I’ll use great restraint and make these instructions short and sweet. Okay, I’ll TRY to use great restraint and make these instructions short and sweet:

  1. When the stream-of-consciousness has starts to look like a scenically transcontinental – NOT express – train that is derailing (which it WON’T – I must assure you that despite all appearances it will keep going even though by all rights it should dive right off the track and explode into a conflagration of unequaled proportions – it is the LITTLE TRAIN OF THOUGHT (thought?) that COULD), please feel free to use a gently halting phrase. I suggest, “Shut up, Kate.” It needn’t be shouted, just stated in a resolute and firm tone. “Shut up, Kate.” It’s not mean, I promise you; it’s a matter of self-preservation.
  2. There’s also, “Get out of the car, Kate.” Same thing – not yelled, not desperate – just a firm, resolute, “Get out of the car, Kate.” Throw in a “please” for fun if you’re so inclined, but strictly speaking, in these emergency situations it is not compulsory.
  3. No excuses are necessary. I understand what I’m like right now (though I prefer to delude myself into thinking that this was not ALWAYS so) and I’d rather everyone just told it like it was. You needn’t say, “My bladder might explode if I don’t get to a bathroom very soon,” unless, of course, it’s the truth. I’ll even take, “My head might explode if I don’t get some rest VERY SOON.”
  4. A fun change of pace could be a finger to my lips à la Dianne Wiest in Bullets Over Broadway with a, “No, no, don’t speak. Don’t speak. Please don’t speak. Please don’t speak…”

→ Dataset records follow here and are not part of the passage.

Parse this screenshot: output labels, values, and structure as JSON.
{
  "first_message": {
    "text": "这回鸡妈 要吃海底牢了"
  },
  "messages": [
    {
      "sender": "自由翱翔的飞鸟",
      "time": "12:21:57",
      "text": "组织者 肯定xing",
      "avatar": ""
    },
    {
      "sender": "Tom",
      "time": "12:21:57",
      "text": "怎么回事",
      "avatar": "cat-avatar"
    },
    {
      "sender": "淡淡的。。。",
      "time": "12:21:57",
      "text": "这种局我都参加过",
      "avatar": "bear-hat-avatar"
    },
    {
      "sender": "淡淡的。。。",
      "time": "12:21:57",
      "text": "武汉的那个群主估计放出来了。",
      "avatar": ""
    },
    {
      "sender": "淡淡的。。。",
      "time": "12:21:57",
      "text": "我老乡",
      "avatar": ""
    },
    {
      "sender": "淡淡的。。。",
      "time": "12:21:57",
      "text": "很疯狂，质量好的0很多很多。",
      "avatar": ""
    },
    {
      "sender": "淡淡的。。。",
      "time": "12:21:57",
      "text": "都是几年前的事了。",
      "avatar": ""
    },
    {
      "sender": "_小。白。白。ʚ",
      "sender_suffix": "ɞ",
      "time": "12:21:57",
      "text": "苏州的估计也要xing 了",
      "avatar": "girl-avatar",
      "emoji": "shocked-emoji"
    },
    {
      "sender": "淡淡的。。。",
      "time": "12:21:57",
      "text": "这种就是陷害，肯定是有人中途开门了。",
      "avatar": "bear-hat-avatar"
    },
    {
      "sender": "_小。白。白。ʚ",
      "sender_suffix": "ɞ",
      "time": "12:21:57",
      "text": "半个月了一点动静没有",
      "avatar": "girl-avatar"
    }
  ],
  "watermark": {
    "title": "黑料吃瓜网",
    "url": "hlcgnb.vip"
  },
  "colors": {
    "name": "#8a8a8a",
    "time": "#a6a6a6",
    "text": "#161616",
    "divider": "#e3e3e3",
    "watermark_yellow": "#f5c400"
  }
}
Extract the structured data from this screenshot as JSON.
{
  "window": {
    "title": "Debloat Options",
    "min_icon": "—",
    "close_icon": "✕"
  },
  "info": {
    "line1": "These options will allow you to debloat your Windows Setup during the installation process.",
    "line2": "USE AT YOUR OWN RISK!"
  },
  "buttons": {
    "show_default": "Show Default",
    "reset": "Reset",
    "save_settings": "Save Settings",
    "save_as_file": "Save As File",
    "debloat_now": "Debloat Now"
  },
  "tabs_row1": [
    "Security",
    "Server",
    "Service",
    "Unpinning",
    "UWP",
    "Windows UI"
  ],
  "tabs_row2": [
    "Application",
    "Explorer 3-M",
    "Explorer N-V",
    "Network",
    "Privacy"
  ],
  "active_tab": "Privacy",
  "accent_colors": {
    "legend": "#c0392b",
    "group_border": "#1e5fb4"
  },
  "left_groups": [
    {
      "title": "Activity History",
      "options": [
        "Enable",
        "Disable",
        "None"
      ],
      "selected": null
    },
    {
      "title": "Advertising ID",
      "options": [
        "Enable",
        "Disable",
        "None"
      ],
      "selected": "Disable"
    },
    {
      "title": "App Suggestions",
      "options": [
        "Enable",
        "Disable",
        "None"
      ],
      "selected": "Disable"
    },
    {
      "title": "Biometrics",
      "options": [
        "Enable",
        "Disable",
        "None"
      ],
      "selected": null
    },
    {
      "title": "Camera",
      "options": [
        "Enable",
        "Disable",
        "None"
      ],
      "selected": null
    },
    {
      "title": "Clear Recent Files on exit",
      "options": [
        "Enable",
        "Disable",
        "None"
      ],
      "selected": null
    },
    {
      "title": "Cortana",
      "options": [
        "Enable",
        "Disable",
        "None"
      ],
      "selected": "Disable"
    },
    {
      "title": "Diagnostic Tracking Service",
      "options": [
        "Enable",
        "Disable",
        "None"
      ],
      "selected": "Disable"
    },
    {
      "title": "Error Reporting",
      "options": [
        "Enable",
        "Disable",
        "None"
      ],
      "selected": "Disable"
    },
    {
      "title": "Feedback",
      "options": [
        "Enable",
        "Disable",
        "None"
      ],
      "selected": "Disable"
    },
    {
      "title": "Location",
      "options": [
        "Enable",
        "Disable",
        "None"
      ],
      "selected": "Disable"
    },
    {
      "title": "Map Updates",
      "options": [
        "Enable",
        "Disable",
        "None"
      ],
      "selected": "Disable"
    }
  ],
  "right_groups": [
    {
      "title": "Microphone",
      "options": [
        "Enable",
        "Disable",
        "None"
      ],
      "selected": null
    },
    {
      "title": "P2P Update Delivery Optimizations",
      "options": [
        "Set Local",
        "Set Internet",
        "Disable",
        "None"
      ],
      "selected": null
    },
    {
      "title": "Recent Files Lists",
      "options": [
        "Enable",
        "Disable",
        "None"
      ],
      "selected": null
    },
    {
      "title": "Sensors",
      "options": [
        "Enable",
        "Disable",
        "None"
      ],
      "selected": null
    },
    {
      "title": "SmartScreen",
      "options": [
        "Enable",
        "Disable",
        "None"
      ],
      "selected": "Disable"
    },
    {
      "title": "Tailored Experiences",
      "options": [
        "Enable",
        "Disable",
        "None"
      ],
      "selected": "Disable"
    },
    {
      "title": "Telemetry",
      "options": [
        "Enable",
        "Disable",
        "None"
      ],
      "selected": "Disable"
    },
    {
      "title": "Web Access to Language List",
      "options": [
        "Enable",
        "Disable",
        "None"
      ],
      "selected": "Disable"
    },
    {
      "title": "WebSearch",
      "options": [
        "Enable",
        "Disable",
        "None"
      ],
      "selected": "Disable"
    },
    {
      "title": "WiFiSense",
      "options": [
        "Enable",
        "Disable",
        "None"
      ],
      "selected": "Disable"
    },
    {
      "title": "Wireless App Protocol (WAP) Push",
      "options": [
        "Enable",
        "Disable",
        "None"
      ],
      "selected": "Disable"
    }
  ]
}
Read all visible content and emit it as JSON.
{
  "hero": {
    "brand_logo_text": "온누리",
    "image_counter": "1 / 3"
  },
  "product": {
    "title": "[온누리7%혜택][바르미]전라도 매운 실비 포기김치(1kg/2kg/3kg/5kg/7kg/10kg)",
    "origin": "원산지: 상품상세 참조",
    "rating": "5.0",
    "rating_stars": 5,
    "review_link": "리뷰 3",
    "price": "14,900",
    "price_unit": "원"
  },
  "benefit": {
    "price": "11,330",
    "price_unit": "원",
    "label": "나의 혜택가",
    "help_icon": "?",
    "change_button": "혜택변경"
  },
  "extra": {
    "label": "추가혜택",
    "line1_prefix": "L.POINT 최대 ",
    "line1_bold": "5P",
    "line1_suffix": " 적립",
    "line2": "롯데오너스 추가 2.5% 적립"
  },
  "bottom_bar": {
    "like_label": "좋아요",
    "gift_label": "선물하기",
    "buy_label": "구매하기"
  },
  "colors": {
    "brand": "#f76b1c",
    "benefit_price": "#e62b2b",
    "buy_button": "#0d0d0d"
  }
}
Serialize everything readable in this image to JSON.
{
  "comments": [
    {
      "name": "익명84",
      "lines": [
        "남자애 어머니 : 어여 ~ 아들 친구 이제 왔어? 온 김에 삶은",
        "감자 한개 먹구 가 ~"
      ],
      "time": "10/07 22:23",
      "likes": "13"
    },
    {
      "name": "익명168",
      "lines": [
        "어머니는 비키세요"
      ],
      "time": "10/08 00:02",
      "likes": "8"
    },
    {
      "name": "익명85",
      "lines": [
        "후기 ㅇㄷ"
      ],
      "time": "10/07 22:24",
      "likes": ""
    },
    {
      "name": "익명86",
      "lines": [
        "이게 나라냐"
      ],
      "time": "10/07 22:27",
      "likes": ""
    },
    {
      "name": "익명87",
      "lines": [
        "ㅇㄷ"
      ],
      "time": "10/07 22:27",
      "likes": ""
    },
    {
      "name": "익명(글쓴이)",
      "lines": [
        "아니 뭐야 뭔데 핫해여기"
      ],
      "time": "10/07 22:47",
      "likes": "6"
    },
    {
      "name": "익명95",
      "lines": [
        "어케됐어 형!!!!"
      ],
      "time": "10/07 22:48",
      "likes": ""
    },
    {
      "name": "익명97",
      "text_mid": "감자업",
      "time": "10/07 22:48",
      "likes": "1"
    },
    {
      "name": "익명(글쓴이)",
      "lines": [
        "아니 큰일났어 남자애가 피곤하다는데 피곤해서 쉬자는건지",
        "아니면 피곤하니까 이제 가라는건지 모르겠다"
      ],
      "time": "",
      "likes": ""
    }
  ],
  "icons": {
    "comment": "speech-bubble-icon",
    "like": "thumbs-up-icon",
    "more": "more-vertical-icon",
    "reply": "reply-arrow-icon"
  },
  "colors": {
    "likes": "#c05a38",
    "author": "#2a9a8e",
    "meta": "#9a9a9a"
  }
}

That’s all. I’m open to suggestions if I’ve neglected anything.

It occurs to me that this entry should be dedicated to Grettir, who, more than anyone else (I’m not disregarding my family, I just seem to be more deranged when I leave the house), has patiently suffered through, well, about twenty years of my day-to-day type lunacy and has, even more admirably, had the forbearance to still associate with me during what I might label my non compos mentis epoch. Thank you, Grettir.